Franklin was delighted to be shipped American 'goodies' to add to the English standard fare of bread and butter for breakfast. The former might be toasted. Pehr Kalm, the Swedish botanist friend of Peter Collinson who in 1748 stayed in England en route to America, alleged, somewhat fancifully, that toast was a response to the difficulty of spreading bread with hard butter in cold English houses. Breakfast bread could be fruited and there was the option of 'wigs', light yeast-raised bread buns flavoured with ground ginger, cloves, nutmeg and caraway seeds. Wealthier houses had honey and, more rarely, what Boswell called 'that admirable viand, marmalade.'

But the real heart of the book, of course, is the appearance in Franklin's settled, comfortable, and admired London life of the American Revolution, which was brought on through a series of blunders on the part of the British Parliament that Franklin was able to watch at close proximity, and Goodwin's account makes it clear all over again that the sheer mulish stupidity of much of what Franklin saw in the British lawmakers with whom he spent so much of his time exasperated him. He watched the furor over the Stamp Act and over the Coercive Acts, known in Boston as the Intolerable Acts, and Goodwin has a high opinion of the financial expertise Franklin brought to the whole issue:

Of course, in the modern meaning of the word, it was Franklin who was far more of an economist. He saw the benefits to trade and commerce of having greater liquidity through the use of paper currency and understood how tax receipts would increase over time by stimulating trade in the short term. In addition, both his commercial and his scientific background let him naturally to see the importance of encouraging industrial research and development.

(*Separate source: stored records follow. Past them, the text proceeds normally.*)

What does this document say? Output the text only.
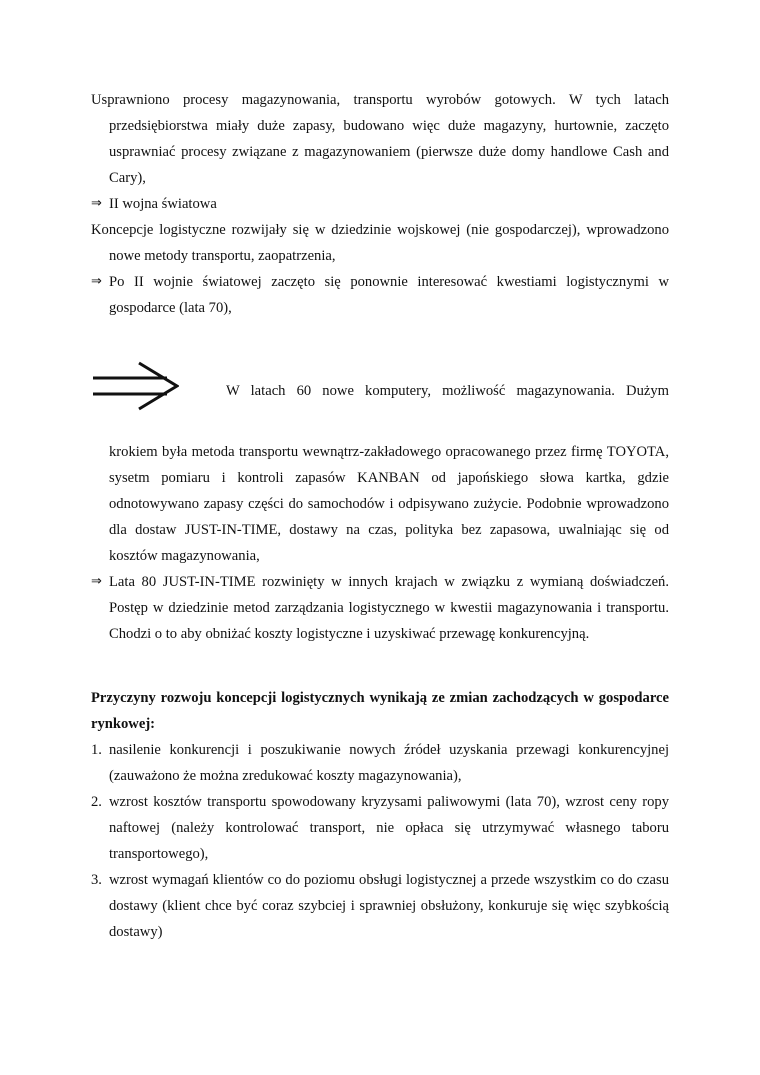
Usprawniono procesy magazynowania, transportu wyrobów gotowych. W tych latach przedsiębiorstwa miały duże zapasy, budowano więc duże magazyny, hurtownie, zaczęto usprawniać procesy związane z magazynowaniem (pierwsze duże domy handlowe Cash and Cary),

⇒ II wojna światowa

Koncepcje logistyczne rozwijały się w dziedzinie wojskowej (nie gospodarczej), wprowadzono nowe metody transportu, zaopatrzenia,

⇒ Po II wojnie światowej zaczęto się ponownie interesować kwestiami logistycznymi w gospodarce (lata 70),

W latach 60 nowe komputery, możliwość magazynowania. Dużym

krokiem była metoda transportu wewnątrz-zakładowego opracowanego przez firmę TOYOTA, sysetm pomiaru i kontroli zapasów KANBAN od japońskiego słowa kartka, gdzie odnotowywano zapasy części do samochodów i odpisywano zużycie. Podobnie wprowadzono dla dostaw JUST-IN-TIME, dostawy na czas, polityka bez zapasowa, uwalniając się od kosztów magazynowania,

⇒ Lata 80 JUST-IN-TIME rozwinięty w innych krajach w związku z wymianą doświadczeń. Postęp w dziedzinie metod zarządzania logistycznego w kwestii magazynowania i transportu. Chodzi o to aby obniżać koszty logistyczne i uzyskiwać przewagę konkurencyjną.

Przyczyny rozwoju koncepcji logistycznych wynikają ze zmian zachodzących w gospodarce rynkowej:

1. nasilenie konkurencji i poszukiwanie nowych źródeł uzyskania przewagi konkurencyjnej (zauważono że można zredukować koszty magazynowania),

2. wzrost kosztów transportu spowodowany kryzysami paliwowymi (lata 70), wzrost ceny ropy naftowej (należy kontrolować transport, nie opłaca się utrzymywać własnego taboru transportowego),

3. wzrost wymagań klientów co do poziomu obsługi logistycznej a przede wszystkim co do czasu dostawy (klient chce być coraz szybciej i sprawniej obsłużony, konkuruje się więc szybkością dostawy)
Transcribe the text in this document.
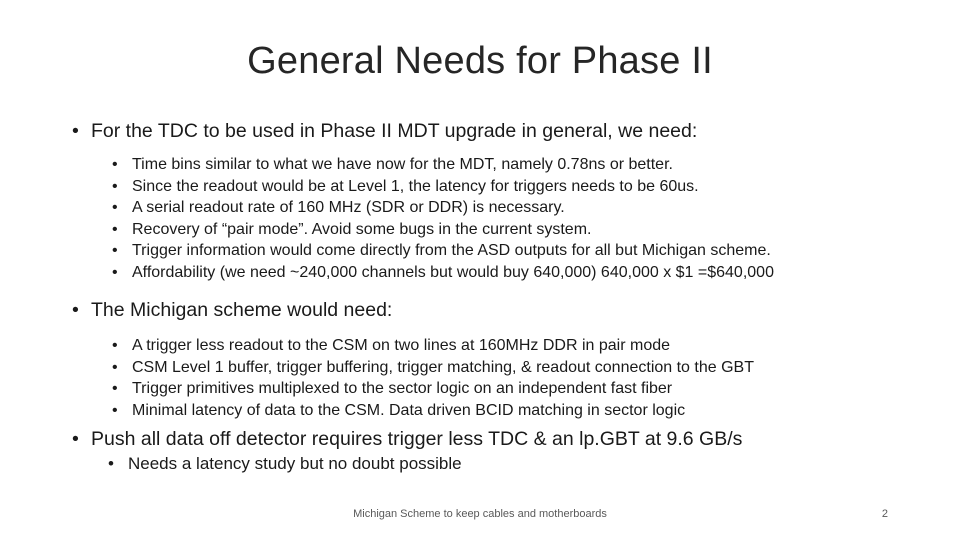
General Needs for Phase II
• For the TDC to be used in Phase II MDT upgrade in general, we need:
• Time bins similar to what we have now for the MDT, namely 0.78ns or better.
• Since the readout would be at Level 1, the latency for triggers needs to be 60us.
• A serial readout rate of 160 MHz (SDR or DDR) is necessary.
• Recovery of “pair mode”. Avoid some bugs in the current system.
• Trigger information would come directly from the ASD outputs for all but Michigan scheme.
• Affordability (we need ~240,000 channels but would buy 640,000) 640,000 x $1 =$640,000
• The Michigan scheme would need:
• A trigger less readout to the CSM on two lines at 160MHz DDR in pair mode
• CSM Level 1 buffer, trigger buffering, trigger matching, & readout connection to the GBT
• Trigger primitives multiplexed to the sector logic on an independent fast fiber
• Minimal latency of data to the CSM. Data driven BCID matching in sector logic
• Push all data off detector requires trigger less TDC & an lp.GBT at 9.6 GB/s
• Needs a latency study but no doubt possible
Michigan Scheme to keep cables and motherboards	2
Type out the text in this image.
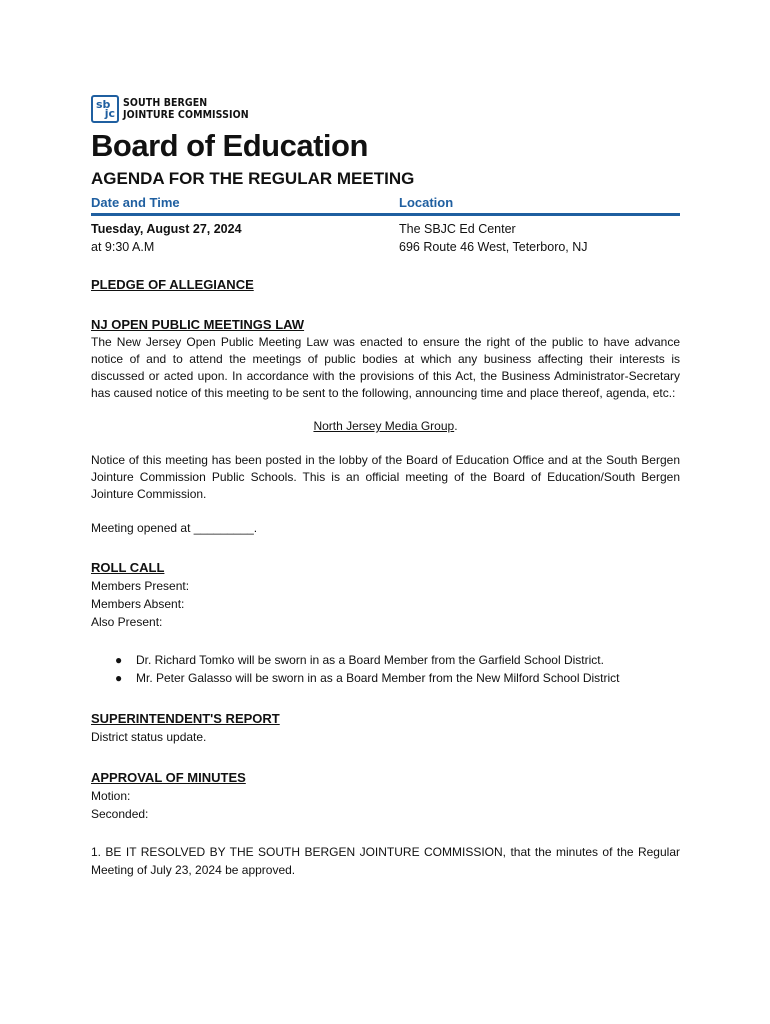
sb
jc
SOUTH BERGEN
JOINTURE COMMISSION
Board of Education
AGENDA FOR THE REGULAR MEETING
Date and Time	Location
Tuesday, August 27, 2024
at 9:30 A.M
The SBJC Ed Center
696 Route 46 West, Teterboro, NJ
PLEDGE OF ALLEGIANCE
NJ OPEN PUBLIC MEETINGS LAW

The New Jersey Open Public Meeting Law was enacted to ensure the right of the public to have advance notice of and to attend the meetings of public bodies at which any business affecting their interests is discussed or acted upon. In accordance with the provisions of this Act, the Business Administrator-Secretary has caused notice of this meeting to be sent to the following, announcing time and place thereof, agenda, etc.:

North Jersey Media Group.

Notice of this meeting has been posted in the lobby of the Board of Education Office and at the South Bergen Jointure Commission Public Schools. This is an official meeting of the Board of Education/South Bergen Jointure Commission.

Meeting opened at _________.

ROLL CALL

Members Present:

Members Absent:

Also Present:

● Dr. Richard Tomko will be sworn in as a Board Member from the Garfield School District.
● Mr. Peter Galasso will be sworn in as a Board Member from the New Milford School District
SUPERINTENDENT'S REPORT

District status update.

APPROVAL OF MINUTES

Motion:

Seconded:

1. BE IT RESOLVED BY THE SOUTH BERGEN JOINTURE COMMISSION, that the minutes of the Regular Meeting of July 23, 2024 be approved.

And it wasn't all spectating: in 1773, some private letters of Massachusetts governor Thomas Hutchinson came into Franklin's hands, and he saw at once how incendiary their contents were, with Hutchinson blandly talking about curtailing the freedoms his colonists enjoyed as subjects of the Crown. Franklin sent the letters to Boston, where they were published to such public outcry that London quickly became inhospitable to Franklin, who took ship back to Philadelphia in 1775 and threw in his lot with the revolutionaries.It's a fascinating story, and Goodwin tells it well. This is a thoroughly detailed but no less thoroughly partisan book; nowhere in these pages will readers find the Franklin condemned by so many of his contemporaries on either side of the Atlantic as an inconstant, querulous busybody, a smarter-than-average but deeply untrustworthy old roue who in his later years lied his way out of one self-serving blunder after another and whose hatred for King George III had a lot more to do with ruffled pride than a burning love of liberty. The alluring – and maddening – thing about Franklin is that he might very well have been both the scandalous old turncoat and the saintly old Founding Father. That kind of mercurial complexity Goodwin certainly succeeds in conveying.